Published November 16, 2012
FRANKFURT – Putting the European Central Bank in charge of banking supervision in Europe risks compromising the ECB's primary goal of price stability, governing council member Jens Weidmann said.
In a guest column in German financial daily Handelsblatt on Friday, he also said such a union should not be rushed, and that it would need a mechanism to wind down and restructure banks that should be funded by the lenders themselves.
The mechanism "should only use national or European tax funds on a subsidiary basis or in exceptions," Weidmann said.
"Legacy risks" from the crisis should be dealt with by the member states, under whose responsibility they were created, Weidmann, who also heads Germany's Bundesbank, said.
European policymakers are looking to push through a banking union as the cornerstone of a wider regional economic integration.
But major divisions have emerged on the scale, remit and timing of the union, not least the scope of cross-border supervisory powers that would be granted to the ECB.
Germany is pushing to restrict the ECB's oversight to top banks while Britain wants to stop the central bank from taking decisions that infringe on its interests.

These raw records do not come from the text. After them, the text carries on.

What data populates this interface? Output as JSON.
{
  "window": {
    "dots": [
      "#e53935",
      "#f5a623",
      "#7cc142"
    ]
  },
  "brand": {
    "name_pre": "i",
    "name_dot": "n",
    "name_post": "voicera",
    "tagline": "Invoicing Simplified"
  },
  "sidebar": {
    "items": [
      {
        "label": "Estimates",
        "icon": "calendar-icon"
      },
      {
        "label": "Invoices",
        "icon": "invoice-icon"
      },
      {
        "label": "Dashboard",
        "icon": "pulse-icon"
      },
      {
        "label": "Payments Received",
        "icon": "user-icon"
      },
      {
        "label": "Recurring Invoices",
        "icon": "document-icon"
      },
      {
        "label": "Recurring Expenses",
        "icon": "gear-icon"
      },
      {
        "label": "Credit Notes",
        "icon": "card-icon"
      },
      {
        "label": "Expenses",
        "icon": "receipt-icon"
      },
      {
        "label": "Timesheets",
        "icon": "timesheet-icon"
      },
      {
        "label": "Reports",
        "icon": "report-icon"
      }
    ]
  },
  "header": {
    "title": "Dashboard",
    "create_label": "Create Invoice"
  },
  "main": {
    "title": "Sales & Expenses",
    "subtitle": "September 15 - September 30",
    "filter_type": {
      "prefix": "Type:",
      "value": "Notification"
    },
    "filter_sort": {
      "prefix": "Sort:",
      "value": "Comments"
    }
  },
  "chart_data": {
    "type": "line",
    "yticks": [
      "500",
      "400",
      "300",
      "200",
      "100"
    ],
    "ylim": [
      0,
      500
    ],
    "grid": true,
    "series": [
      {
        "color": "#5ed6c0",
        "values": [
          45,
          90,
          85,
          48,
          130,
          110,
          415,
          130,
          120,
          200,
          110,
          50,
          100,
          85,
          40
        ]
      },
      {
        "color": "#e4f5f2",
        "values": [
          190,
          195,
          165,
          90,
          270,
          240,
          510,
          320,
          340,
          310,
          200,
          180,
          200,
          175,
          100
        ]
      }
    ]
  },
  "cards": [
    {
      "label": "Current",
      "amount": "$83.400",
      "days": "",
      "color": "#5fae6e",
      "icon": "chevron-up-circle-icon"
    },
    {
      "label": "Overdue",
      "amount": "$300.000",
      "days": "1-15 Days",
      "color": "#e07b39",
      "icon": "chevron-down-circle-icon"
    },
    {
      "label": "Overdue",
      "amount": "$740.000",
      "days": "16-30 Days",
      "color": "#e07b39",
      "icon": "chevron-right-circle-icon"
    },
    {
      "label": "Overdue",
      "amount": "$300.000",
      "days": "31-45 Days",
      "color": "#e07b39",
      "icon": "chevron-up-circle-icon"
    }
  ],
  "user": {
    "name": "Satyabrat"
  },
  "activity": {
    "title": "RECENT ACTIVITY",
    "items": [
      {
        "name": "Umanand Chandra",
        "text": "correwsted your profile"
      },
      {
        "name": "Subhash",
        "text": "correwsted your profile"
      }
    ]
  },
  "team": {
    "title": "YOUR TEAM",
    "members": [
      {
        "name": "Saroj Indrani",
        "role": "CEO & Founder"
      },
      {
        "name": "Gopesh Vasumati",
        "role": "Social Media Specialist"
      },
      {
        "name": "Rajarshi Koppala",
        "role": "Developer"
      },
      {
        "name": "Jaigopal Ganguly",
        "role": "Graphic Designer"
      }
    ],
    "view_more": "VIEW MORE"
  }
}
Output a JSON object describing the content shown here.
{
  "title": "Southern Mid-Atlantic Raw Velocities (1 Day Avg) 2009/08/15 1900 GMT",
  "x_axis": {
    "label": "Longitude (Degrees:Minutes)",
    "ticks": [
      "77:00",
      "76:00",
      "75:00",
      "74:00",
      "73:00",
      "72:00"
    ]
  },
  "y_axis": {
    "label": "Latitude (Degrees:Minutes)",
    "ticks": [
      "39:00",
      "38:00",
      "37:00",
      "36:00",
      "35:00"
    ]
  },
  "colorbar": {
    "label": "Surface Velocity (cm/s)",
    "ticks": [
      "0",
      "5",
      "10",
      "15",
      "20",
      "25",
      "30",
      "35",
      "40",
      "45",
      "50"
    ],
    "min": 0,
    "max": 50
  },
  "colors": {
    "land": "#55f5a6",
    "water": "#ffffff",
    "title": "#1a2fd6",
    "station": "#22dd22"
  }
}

Weidmann also said regulatory measures should accompany the banking union to reduce banks' incentives to take on excessive country solvency risks, and the amount of sovereign bonds they can hold should be capped, Weidmann also said.
While a banking union could support a stable currency union, it was more important to get its design right than to put it in place quickly. "There is no point in building a new supporting pillar quickly, but on sand," he said.